Mardi soir, j’ai pété une méga crise d’angoisse devant mon fils. L’une des plus violentes que j’ai eu. Le genre de crise où tu veux mourir drette là tellement ça fait mal.
Un moment donné, mon fils a dû sortir parce que les deux toutous réclamaient d’aller faire leurs petits besoins. J’étais dans mon lit. Je braillais. Je frappais ma poitrine, espérant que mon coup de poing fasse plus mal que l’autre douleur.
Puis, un flash dans ma tête. Mon cerveau spinnait depuis la veille. J’ai ramassé mon ordi et je me suis mis à écrire. Une des rares choses qui m’a aidé avec mes crises d’angoisse depuis un an et demi.
Tsé le livre dont j’ai parlé plus haut ? J’ai commencé à l’écrire.
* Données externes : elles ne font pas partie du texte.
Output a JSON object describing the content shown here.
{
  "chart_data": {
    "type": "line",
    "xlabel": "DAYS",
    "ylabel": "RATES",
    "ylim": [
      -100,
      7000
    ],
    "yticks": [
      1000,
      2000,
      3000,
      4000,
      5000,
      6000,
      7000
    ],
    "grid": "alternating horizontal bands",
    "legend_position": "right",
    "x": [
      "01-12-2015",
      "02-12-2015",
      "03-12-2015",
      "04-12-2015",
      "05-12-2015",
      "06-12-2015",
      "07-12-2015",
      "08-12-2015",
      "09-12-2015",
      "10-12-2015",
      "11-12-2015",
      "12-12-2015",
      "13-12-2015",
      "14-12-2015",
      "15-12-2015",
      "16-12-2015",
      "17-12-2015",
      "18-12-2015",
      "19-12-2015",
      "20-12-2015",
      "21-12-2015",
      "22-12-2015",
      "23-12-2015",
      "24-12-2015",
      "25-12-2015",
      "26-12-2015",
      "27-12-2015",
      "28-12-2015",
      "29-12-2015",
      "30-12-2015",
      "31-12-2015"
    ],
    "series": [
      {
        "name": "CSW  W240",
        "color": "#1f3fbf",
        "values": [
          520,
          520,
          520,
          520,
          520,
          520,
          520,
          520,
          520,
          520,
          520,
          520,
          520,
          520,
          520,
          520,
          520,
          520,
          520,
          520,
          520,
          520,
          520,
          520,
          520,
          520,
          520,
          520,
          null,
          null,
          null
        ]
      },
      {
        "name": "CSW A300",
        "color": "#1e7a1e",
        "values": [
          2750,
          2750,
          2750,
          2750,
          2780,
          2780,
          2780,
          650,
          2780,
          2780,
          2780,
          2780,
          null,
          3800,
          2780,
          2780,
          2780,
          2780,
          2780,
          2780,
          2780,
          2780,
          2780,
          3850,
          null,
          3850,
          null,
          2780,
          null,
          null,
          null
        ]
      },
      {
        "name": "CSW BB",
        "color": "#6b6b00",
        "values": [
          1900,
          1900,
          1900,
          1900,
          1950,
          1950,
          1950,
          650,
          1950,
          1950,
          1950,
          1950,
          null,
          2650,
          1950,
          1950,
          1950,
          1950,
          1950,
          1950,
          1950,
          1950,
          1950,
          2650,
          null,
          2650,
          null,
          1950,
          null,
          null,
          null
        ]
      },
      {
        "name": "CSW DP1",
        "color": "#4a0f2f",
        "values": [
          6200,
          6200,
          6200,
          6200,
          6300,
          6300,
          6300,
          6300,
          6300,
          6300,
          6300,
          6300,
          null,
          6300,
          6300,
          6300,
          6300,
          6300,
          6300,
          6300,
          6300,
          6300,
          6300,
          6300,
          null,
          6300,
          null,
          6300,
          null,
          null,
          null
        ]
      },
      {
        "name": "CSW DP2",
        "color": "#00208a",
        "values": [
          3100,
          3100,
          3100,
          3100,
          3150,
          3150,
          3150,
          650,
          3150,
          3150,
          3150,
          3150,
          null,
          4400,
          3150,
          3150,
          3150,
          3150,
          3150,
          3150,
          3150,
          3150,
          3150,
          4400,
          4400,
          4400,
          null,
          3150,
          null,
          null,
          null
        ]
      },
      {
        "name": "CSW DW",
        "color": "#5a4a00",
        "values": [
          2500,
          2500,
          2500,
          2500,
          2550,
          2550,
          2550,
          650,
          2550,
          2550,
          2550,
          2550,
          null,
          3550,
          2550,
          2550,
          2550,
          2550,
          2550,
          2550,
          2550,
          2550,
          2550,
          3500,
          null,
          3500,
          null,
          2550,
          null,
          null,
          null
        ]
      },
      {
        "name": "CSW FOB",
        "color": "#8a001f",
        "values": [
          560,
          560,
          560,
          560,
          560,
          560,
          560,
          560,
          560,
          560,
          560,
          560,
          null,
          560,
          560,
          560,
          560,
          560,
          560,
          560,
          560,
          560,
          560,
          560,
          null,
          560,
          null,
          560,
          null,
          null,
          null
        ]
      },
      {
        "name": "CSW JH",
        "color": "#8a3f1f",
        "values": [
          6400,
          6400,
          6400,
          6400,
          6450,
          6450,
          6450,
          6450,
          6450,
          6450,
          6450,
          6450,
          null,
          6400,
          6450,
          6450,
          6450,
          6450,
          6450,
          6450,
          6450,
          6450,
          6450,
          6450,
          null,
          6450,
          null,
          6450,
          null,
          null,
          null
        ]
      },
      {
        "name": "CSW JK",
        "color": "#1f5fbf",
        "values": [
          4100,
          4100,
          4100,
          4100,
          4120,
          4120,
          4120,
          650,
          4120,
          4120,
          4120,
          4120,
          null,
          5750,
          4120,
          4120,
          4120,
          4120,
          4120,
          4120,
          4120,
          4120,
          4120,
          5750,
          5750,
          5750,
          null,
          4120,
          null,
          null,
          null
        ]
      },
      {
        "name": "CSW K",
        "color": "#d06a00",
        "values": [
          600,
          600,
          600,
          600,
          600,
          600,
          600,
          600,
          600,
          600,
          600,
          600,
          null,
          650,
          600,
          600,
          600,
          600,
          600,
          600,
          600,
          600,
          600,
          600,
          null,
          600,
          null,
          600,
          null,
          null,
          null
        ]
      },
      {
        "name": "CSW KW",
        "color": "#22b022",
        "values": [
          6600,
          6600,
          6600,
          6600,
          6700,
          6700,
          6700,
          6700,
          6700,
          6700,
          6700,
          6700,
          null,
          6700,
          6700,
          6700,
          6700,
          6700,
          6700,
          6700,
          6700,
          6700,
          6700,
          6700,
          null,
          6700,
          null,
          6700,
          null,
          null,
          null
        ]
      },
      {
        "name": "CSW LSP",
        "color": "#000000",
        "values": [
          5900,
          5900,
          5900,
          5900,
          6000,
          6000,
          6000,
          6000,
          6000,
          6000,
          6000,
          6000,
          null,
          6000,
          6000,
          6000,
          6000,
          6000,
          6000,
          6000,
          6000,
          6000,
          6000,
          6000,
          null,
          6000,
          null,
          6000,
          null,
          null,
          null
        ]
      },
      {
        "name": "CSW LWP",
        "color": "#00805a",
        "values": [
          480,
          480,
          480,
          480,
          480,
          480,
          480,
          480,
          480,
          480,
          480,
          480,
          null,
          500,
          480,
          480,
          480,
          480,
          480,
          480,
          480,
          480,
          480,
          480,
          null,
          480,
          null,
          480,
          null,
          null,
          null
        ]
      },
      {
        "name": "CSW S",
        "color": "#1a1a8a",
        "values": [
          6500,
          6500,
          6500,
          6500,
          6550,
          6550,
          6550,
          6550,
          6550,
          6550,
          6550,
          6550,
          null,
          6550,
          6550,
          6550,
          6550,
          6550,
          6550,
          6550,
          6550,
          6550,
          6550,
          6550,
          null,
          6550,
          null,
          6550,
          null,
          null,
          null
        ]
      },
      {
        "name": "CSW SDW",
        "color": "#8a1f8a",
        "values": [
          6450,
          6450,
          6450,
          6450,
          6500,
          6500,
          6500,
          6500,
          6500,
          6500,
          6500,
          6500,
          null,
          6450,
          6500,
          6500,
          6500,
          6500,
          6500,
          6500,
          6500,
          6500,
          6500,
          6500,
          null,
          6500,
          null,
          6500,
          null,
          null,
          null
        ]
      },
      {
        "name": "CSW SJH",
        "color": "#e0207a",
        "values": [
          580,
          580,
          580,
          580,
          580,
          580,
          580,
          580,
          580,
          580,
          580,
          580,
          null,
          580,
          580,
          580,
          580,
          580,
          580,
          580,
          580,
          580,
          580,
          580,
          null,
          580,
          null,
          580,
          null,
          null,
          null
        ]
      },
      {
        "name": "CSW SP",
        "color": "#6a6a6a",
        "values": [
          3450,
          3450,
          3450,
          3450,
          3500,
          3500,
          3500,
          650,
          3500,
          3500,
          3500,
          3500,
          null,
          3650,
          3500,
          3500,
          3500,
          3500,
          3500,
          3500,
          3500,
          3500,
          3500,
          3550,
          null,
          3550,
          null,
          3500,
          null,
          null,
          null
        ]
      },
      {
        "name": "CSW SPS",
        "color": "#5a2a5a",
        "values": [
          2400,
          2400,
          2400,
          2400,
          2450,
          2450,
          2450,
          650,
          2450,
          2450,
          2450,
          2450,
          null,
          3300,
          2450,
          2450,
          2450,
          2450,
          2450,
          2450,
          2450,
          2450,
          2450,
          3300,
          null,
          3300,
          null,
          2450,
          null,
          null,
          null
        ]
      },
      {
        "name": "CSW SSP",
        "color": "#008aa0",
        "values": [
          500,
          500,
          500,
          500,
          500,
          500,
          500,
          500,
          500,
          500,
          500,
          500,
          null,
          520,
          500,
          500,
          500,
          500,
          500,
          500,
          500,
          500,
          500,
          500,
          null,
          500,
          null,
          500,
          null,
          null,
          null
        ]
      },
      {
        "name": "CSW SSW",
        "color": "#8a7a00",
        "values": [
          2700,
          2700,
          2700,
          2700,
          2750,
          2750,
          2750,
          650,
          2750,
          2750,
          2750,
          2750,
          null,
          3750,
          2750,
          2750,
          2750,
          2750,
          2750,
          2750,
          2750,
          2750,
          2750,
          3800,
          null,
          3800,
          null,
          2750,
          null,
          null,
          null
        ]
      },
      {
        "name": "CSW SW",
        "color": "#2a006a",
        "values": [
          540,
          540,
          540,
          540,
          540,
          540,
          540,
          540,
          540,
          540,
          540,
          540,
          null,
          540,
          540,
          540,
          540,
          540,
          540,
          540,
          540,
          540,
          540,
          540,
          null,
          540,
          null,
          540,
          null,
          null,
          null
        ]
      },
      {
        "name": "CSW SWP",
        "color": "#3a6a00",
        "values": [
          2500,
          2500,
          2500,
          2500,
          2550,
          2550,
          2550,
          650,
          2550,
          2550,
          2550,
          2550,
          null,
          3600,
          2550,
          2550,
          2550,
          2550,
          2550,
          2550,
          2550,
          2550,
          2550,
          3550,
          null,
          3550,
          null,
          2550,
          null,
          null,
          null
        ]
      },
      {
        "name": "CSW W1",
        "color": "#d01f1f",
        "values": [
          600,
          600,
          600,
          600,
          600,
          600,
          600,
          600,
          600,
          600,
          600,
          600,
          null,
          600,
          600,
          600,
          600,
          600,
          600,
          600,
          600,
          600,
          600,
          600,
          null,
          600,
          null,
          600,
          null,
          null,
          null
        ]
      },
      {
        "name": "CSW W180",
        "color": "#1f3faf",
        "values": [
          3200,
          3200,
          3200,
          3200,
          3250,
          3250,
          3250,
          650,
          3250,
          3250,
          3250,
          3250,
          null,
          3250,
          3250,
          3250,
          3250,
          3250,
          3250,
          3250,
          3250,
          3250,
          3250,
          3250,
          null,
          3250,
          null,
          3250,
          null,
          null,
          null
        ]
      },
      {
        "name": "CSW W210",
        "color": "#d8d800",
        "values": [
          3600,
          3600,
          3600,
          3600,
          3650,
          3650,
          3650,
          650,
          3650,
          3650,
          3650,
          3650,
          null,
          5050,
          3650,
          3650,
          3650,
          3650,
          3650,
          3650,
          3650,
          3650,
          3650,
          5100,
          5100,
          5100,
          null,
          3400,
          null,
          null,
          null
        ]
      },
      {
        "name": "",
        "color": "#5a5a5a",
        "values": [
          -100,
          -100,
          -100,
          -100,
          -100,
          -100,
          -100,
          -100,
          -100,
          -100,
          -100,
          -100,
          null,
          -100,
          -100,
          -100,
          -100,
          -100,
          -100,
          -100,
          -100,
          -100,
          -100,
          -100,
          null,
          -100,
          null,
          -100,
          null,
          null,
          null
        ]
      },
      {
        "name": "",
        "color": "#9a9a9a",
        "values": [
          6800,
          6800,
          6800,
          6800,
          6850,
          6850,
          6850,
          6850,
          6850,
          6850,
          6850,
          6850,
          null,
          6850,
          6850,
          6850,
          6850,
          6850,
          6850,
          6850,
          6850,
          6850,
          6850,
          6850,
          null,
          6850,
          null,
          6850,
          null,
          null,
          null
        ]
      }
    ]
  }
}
J’étais prêt.
Si on le fait en plus en dévoilant nos blessures, en se posant comme victime de cette violence, on joue, en plus, notre crédibilité.
C’est ce que tu as écrit. T’as raison. Mais je me crisse de ma crédibilité. Enfin non, c’est pas vrai. Je me crisse de ce que les gens peuvent penser de ma crédibilité.
Comme avec mon psychiatre, je sais que j’ai raison.
Merci Mickaël Bergeron ! Ça été un plaisir d’échanger avec toi.
p.s. : c’est une photo de moi prise par une personne qui m’est chère dans un des rares moments de grand bonheur au cours des trois dernière années. Peu importe la suite, je lui dis merci.